- Supreme Court of the United States

Decided March 9, 2009
- Full case name: Vaden v. Discover Bank
- Citations: 556 U.S. 49 (more)

Holding
- A federal court may consider an FAA §4 petition's underlying controversy to determine whether the controversy "arises under" federal law; however, the underlying controversy must satisfy the well-pleaded complaint rule for the federal court to have jurisdiction over the case.

Court membership
- Chief Justice John Roberts Associate Justices John P. Stevens · Antonin Scalia Anthony Kennedy · David Souter Clarence Thomas · Ruth Bader Ginsburg Stephen Breyer · Samuel Alito

Case opinions
- Majority: Ginsberg, joined by Scalia, Kennedy, Souter, Thomas
- Concur/dissent: Roberts, joined by Stevens, Breyer, and Alito

Laws applied
- Federal Arbitration Act

= Vaden v. Discover Bank =

Vaden v. Discover Bank, , was a United States Supreme Court case in which the court held that a federal court may consider a Federal Arbitration Act §4 petition's underlying controversy to determine whether the controversy "arises under" federal law; however, the underlying controversy must satisfy the well-pleaded complaint rule for the federal court to have jurisdiction over the case.

==Background==

Section 4 of the Federal Arbitration Act (FAA) authorizes a United States district court to entertain a petition to compel arbitration if the court would have jurisdiction, "save for [the arbitration] agreement," over "a suit arising out of the controversy between the parties."

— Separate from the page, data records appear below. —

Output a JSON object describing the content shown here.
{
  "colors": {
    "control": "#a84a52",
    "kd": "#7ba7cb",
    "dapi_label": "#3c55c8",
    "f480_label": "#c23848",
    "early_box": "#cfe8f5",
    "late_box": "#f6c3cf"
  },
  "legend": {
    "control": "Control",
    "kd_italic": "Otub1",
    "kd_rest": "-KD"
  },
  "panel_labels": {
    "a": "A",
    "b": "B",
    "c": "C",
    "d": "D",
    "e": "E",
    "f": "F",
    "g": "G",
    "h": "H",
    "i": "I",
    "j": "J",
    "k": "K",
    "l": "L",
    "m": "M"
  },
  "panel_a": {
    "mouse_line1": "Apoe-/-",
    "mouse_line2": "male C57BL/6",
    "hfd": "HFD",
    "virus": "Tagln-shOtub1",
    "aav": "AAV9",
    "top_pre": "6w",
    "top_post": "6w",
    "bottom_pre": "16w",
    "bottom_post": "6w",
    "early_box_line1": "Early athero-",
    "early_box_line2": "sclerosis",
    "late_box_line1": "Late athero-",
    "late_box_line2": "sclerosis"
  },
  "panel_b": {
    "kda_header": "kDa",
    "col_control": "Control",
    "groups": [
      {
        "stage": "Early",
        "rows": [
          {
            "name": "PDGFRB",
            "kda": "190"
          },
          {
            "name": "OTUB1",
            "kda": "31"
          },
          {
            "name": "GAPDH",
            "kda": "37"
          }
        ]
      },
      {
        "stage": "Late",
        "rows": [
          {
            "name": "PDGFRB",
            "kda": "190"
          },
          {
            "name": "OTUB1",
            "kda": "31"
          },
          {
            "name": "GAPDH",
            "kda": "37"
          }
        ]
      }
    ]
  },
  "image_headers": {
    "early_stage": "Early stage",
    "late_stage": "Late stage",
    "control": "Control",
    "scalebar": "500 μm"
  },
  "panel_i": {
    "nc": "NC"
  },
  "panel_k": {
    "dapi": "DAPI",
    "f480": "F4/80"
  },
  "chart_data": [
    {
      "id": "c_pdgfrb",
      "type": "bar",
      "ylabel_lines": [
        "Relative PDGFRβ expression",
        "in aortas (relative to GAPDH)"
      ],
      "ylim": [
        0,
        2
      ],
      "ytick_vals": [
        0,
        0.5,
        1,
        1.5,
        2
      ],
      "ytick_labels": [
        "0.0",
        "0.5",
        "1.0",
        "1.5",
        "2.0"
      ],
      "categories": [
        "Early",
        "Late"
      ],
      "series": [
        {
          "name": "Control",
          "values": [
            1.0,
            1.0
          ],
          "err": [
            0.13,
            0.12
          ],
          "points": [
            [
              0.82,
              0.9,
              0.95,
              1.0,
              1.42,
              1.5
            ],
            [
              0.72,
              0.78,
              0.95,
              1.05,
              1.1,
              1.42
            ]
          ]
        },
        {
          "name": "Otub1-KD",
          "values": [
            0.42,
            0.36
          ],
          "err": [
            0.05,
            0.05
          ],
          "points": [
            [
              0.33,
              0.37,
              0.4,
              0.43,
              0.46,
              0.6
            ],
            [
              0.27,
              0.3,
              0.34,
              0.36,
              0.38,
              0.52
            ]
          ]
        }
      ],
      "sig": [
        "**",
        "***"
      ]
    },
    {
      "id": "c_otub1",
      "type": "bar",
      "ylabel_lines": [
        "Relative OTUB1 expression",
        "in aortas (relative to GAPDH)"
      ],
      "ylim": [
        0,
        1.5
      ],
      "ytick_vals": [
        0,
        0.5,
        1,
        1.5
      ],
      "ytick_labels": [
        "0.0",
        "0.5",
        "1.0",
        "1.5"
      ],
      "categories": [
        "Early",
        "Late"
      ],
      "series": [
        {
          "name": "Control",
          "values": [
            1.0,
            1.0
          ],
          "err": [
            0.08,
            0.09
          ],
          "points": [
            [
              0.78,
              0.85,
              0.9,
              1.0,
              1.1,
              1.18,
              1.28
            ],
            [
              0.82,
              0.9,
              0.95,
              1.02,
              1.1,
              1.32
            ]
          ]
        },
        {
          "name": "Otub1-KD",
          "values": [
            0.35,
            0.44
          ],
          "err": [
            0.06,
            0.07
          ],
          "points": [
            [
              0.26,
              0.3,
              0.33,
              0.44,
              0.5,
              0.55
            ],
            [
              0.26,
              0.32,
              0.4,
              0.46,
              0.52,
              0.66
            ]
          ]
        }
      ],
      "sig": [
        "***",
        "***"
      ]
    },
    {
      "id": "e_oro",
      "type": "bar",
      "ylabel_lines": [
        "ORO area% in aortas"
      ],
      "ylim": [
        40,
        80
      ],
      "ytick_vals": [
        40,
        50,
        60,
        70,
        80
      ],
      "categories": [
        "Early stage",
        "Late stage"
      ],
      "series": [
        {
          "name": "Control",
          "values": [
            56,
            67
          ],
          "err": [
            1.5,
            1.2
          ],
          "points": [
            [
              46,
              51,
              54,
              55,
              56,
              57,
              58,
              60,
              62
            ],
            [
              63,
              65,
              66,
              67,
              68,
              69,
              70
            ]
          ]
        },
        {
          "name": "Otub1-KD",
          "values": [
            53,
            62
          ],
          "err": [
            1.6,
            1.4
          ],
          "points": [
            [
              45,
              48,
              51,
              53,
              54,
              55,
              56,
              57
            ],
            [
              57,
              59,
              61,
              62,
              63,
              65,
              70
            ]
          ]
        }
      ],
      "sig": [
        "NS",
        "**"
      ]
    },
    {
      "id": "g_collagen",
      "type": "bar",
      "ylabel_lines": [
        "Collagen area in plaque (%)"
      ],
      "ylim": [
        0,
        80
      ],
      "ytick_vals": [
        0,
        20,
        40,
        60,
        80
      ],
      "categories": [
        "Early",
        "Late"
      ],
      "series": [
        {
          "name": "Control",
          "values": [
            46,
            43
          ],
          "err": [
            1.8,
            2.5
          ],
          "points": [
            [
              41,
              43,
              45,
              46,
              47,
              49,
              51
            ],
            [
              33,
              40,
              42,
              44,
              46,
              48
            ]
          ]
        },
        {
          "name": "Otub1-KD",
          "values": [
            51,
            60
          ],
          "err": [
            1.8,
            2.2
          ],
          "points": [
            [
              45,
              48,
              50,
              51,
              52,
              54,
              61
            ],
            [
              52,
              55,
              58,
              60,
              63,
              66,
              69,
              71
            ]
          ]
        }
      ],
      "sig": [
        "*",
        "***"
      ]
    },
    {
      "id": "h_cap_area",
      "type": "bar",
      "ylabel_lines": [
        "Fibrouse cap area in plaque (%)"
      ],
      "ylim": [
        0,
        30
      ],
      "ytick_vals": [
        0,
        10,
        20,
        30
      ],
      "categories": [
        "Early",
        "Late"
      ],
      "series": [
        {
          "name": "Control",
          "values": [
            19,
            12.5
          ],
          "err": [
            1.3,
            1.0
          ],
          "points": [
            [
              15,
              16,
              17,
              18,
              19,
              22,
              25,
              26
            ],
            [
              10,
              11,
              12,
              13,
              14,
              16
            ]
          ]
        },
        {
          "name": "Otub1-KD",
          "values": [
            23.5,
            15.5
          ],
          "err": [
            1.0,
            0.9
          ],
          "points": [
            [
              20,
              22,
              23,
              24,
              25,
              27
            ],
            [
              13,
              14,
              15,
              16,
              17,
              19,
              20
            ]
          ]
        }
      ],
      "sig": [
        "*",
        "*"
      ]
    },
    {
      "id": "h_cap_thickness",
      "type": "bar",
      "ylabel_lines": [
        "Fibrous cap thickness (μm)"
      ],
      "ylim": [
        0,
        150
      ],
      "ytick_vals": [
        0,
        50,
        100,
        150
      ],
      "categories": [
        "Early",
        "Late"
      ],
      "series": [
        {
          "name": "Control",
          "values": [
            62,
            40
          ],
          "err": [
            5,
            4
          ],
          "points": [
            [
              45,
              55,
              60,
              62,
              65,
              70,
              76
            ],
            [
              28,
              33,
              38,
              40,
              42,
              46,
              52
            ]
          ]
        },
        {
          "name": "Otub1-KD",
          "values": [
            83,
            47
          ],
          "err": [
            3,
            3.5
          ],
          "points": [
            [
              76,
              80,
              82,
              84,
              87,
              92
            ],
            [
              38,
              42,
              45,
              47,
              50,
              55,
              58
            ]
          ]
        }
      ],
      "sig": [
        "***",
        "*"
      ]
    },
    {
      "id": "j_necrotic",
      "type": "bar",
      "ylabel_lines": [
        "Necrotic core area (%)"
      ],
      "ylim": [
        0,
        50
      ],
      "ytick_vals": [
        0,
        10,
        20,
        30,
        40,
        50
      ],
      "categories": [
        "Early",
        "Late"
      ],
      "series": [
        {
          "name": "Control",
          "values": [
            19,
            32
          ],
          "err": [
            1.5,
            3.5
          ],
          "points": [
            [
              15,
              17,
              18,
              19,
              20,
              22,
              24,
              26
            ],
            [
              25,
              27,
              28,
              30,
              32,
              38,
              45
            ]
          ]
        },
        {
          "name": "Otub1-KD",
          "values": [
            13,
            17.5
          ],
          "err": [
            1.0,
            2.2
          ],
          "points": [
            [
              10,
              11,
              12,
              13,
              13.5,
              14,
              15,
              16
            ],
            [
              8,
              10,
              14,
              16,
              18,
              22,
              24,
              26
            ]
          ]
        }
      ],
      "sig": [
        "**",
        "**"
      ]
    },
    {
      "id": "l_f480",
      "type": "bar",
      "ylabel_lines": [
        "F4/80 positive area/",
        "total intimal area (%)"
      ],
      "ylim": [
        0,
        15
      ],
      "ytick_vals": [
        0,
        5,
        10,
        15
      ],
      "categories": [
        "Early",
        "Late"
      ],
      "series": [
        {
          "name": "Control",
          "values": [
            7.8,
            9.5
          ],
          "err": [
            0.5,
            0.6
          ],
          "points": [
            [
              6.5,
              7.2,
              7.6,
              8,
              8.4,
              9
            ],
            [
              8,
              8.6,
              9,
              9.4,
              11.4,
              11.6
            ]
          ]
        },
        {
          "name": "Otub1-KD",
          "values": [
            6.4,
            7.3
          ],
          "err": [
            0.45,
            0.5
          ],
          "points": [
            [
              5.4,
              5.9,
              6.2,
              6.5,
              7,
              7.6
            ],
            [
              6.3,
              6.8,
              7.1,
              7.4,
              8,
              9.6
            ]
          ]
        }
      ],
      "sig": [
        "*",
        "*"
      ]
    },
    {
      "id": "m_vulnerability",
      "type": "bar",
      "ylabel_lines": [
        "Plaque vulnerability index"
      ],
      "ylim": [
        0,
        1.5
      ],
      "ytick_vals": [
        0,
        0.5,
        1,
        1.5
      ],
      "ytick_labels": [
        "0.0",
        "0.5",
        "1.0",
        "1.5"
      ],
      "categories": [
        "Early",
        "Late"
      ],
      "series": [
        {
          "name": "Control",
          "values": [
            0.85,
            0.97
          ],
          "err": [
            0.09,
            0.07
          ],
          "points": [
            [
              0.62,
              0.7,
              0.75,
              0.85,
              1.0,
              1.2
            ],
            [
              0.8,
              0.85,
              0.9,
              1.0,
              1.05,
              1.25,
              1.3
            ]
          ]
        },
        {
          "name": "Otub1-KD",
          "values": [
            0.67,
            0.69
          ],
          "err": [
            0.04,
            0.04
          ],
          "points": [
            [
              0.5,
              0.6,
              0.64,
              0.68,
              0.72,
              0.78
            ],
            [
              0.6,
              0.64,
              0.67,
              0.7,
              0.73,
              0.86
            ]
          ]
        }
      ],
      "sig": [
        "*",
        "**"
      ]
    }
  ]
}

Discover Bank's servicing affiliate filed a complaint in Maryland state court to recover past-due charges from one of its credit cardholders, Vaden. Discover's pleading presented a claim arising solely under state law. Vaden answered and counterclaimed, alleging that Discover's finance charges, interest, and late fees violated state law. Invoking an arbitration clause in its cardholder agreement with Vaden, Discover then filed a §4 petition in the federal District Court to compel arbitration of Vaden's counterclaims. The District Court ordered arbitration.

On Vaden's initial appeal, the Fourth Circuit Court of Appeals remanded the case for the District Court to determine whether it had subject-matter jurisdiction over Discover's §4 petition pursuant to 28 U. S. C. §1331, which gives federal courts jurisdiction over cases "arising under" federal law. The Fourth Circuit instructed the District Court to conduct this inquiry by "looking through" the §4 petition to the substantive controversy between the parties. With Vaden conceding that her state-law counterclaims were completely preempted by §27 of the Federal Deposit Insurance Act (FDIA), the District Court expressly held that it had federal-question jurisdiction and again ordered arbitration. The Fourth Circuit then affirmed. The Court of Appeals recognized that, in Holmes Group, Inc. v. Vornado Air Circulation Systems, Inc., the Supreme Court held that federal-question jurisdiction depends on the contents of a well-pleaded complaint and may not be predicated on counterclaims. The Fourth Circuit concluded, however, that the complete preemption doctrine was paramount and thus overrided the well-pleaded complaint rule.

==Opinion of the court==

The Supreme Court issued an opinion on March 9, 2009.

==Later developments==
The look-through doctrine was limited and clarified by subsequent Supreme Court cases, including Badgerow v. Walters (2022) and Jules v. Andre Balazs Properties (2026).

In Badgerow, the Court ruled that parties can't use Section 4 to qualify for federal jurisdiction in "freestanding" cases. That is, even if the underlying dispute involves federal matters that would give courts jurisdiction, the dispute alone doesn't lead to federal jurisdiction. "Freestanding" means that after arbitration, the parties went to federal court only to contest or confirm the arbitration outcome.

Then, in Jules, the Court clarified that if parties first went to federal court (and established federal jurisdiction) before arbitration, then the parties did not need to establish federal jurisdiction again after arbitration, in order to confirm or contest an arbitration award. Rather, before arbitration, the federal court could issue a stay for the court proceedings (appropriate per the Court's ruling in Smith v Spizzirri), and then "resume" proceedings after arbitration without new grounds for jurisdiction.